Advertisement

Amazon community battles Chinese oil firm: ‘Rainfall tastes like coal’

  • Local people object to widespread practice of flaring, where natural gas produced from oil wells is burned
  • Indigenous Waorani say smoke produced is contaminating their land and water sources

Reading Time:2 minutes
Why you can trust SCMP
The Waorani is a community of around 5,000 people, owning around 800,000 hectares of land. Photo: AFP

Indigenous Waorani from Ecuador’s Amazon filed a lawsuit on Thursday against state-owned Chinese oil company PetroOriental, accusing it of contaminating their ancestral lands by burning off natural gas from oil wells in a process known as flaring.

Advertisement

Leaders of the Waorani village of Miwaguno went to a court in Francisco de Orellana, the main town of Orellana province east of Quito, to file the lawsuit “as victims”.
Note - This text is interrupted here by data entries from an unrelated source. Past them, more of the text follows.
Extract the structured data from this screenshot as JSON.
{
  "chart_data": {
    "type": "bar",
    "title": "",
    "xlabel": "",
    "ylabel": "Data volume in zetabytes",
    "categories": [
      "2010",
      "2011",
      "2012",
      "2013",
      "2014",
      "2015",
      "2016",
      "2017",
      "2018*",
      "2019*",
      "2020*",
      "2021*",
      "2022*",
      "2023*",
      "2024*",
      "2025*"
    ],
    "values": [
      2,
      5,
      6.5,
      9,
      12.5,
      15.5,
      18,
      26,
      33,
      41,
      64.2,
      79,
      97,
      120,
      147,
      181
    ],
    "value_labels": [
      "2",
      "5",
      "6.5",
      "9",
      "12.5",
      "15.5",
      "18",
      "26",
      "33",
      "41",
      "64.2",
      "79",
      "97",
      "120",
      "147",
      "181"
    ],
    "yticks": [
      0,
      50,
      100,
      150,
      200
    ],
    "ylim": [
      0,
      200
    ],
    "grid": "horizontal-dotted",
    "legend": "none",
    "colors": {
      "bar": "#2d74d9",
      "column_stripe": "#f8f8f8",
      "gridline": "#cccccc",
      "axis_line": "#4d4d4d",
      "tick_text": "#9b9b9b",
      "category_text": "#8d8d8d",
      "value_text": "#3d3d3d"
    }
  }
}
“We have seen our way of life altered forever,” the community stated in the complaint. “Our very survival is threatened as a result of climate change.”

The local people are objecting to the widespread practice of flaring, where oil producers – in this case PetroOriental – deliberately burn off millions of cubic meters of natural gas produced from oil wells.

Environmentalists say the province of Orellana has a high concentration of oil burners, and the Waorani say the smoke produced is contaminating their land and water sources.

“The rainfall tastes like coal. We still use it because we don’t have drinking water,” said Menare Omene, a 52-year-old Waorani woman, whose community of about 150 people presented the complaint.